言い返さないといけないのに、反論しないといけないのに、怖くて口が動いてくれない。
ただ、手を強く握っていることしかできなかった。
「なかなか楽しかったけど、もう終わりだね」
六回裏の間、ずっと私は泣きそうだった。体は動いていたけど、頭の方が機能していなかった。
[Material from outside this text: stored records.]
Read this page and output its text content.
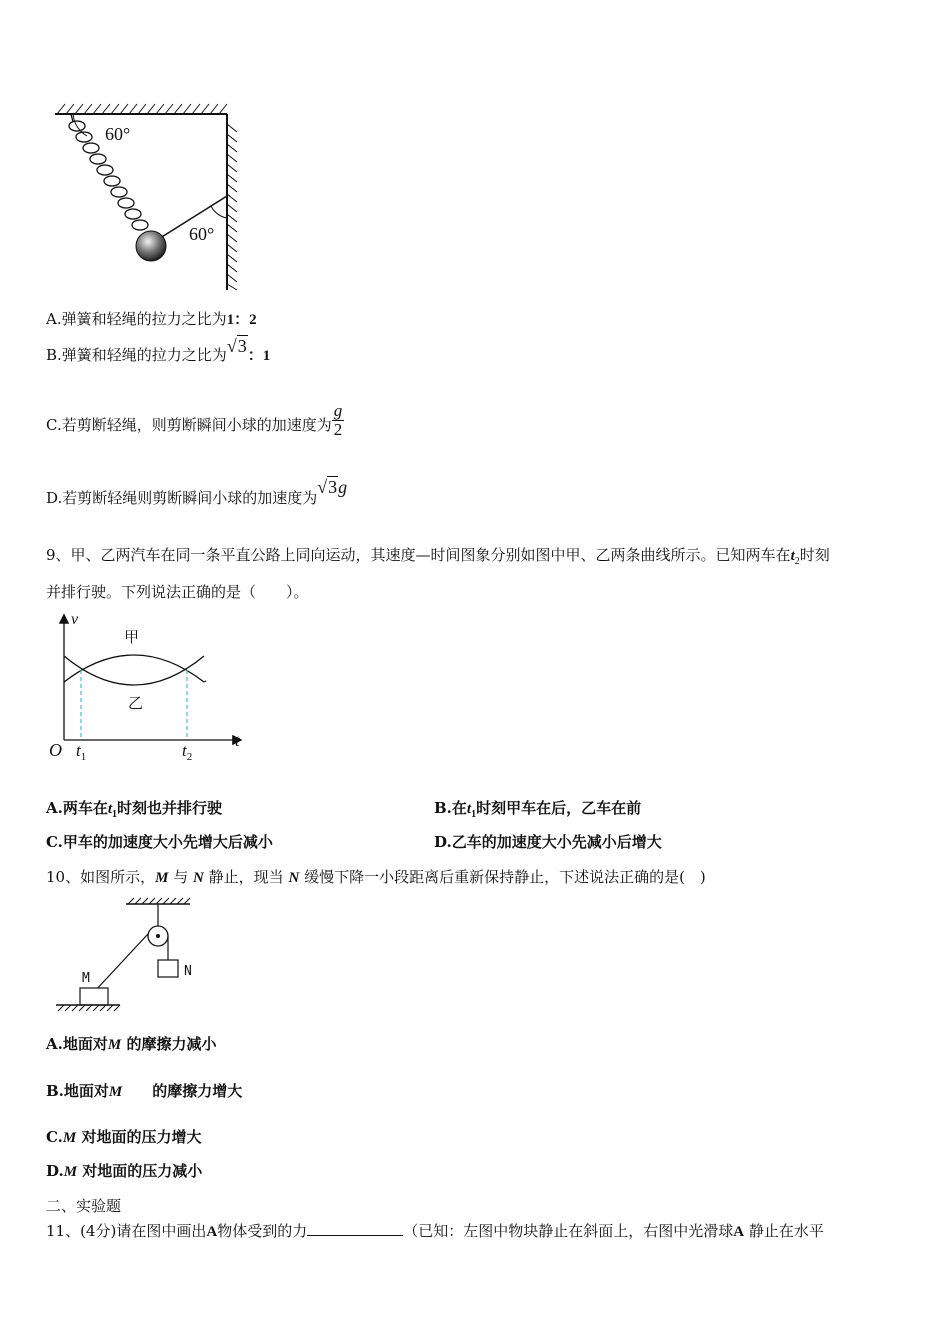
60°
60°
A.弹簧和轻绳的拉力之比为1：2
B.弹簧和轻绳的拉力之比为√3：1
C.若剪断轻绳，则剪断瞬间小球的加速度为 $\frac{g}{2}$
D.若剪断轻绳则剪断瞬间小球的加速度为√3g
9、甲、乙两汽车在同一条平直公路上同向运动，其速度—时间图象分别如图中甲、乙两条曲线所示。已知两车在$t_2$时刻
并排行驶。下列说法正确的是（　　）。
v
t
O $t_1$	$t_2$
甲
乙
A.两车在$t_1$时刻也并排行驶	B.在$t_1$时刻甲车在后，乙车在前
C.甲车的加速度大小先增大后减小	D.乙车的加速度大小先减小后增大
10、如图所示，M 与 N 静止，现当 N 缓慢下降一小段距离后重新保持静止，下述说法正确的是(　)
N
M
A.地面对M 的摩擦力减小
B.地面对M 的摩擦力增大
C.M 对地面的压力增大
D.M 对地面的压力减小
二、实验题
11、(4分)请在图中画出A物体受到的力	（已知：左图中物块静止在斜面上，右图中光滑球A 静止在水平
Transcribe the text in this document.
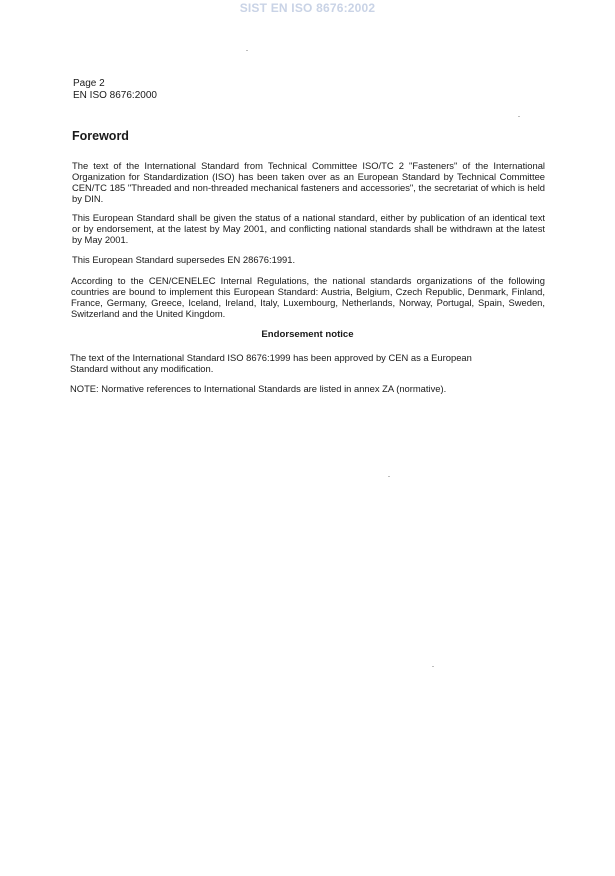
SIST EN ISO 8676:2002
Page 2
EN ISO 8676:2000
Foreword

The text of the International Standard from Technical Committee ISO/TC 2 "Fasteners" of the International Organization for Standardization (ISO) has been taken over as an European Standard by Technical Committee CEN/TC 185 "Threaded and non-threaded mechanical fasteners and accessories", the secretariat of which is held by DIN.

This European Standard shall be given the status of a national standard, either by publication of an identical text or by endorsement, at the latest by May 2001, and conflicting national standards shall be withdrawn at the latest by May 2001.

This European Standard supersedes EN 28676:1991.

According to the CEN/CENELEC Internal Regulations, the national standards organizations of the following countries are bound to implement this European Standard: Austria, Belgium, Czech Republic, Denmark, Finland, France, Germany, Greece, Iceland, Ireland, Italy, Luxembourg, Netherlands, Norway, Portugal, Spain, Sweden, Switzerland and the United Kingdom.

Endorsement notice

The text of the International Standard ISO 8676:1999 has been approved by CEN as a European Standard without any modification.

NOTE: Normative references to International Standards are listed in annex ZA (normative).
けど、相手に二点目が入ったことだけは、停止していた頭でもちゃんと理解することができた。
◇◇◇◇
「いい? 絶対チャンスはやってくる。最後まであきらめず、全力で一人一人やれることをやろう!」
「はい!」
「絶対勝つぞ!」
「オー!!」
最後の円陣が終わる。いよいよ七回表がやってくる。
二点差を追いかける最終回、気持ちを盛り上げていかないといけないのに。私の心には、さっきの上橋さんの言葉が暗い影を落としたままだった。
そんな私の元にやってきたのは、乃愛だった。
「誰も打ててないから、駄目でもなにも言われないよね?」
この回は六番からなので、七番の乃愛には確実に回ってくる。
乃愛の表情は余裕そのものだった。今日の成績はノーヒット、気負ってしまってもおかしくないのに、どうしてそんなリラックスしていられるのだろう。
「末広さん」
いつのまにか、私の元にもう一人、明日葉、乃愛へ言う。
「みんなが責めなくても、わたしだけはあんたを責めるから」
「いいね、そういうの。まあ、やるだけやってみるよ」
乃愛は打席の準備に入った。
試合のプレイがかかり、私と明日葉は隣り合ってベンチ前方に立つ。
「三打数一安打。これで満足なの?」
“三打数一安打”は今日の私の成績だ。明日葉の言いたいことはわかる。
「……じゃないけど。でも……」
けど、もうどうにもならない。私に四回目の打席がやってくるためには、二人ランナーが出ないといけない。
「大丈夫」
きっぱりと言い張るその力強い口調に、私は思わず明日葉の方を向いた。
「上橋だって、最後だってこと意識して、制球乱すかもしれないでしょ。だいたい、ああいう外見が良くて、完璧そうな人に限って中身がもろかったりするのよ。……あなただってそうでしょ」
先頭バッター、すみれ先輩のバットが空を切った。今日何度目かの空振り三振。これでワンアウト、勝利を目前にして上橋さんの投球に変わったところは見られなかった。
「あれは、私とは違う。人間じゃない、悪魔だから」
あんな言葉たちを素で吐ける人間が、ちょっとやそっとぐらいで心を乱すわけない。
『七番ライト、末広さん』
「悪魔だかなんだか知らないけど、末広さんがやってくれるから、見ときなさい」
ゆっくりと乃愛が打席に向かっていく。試合終了まであとアウト二つ。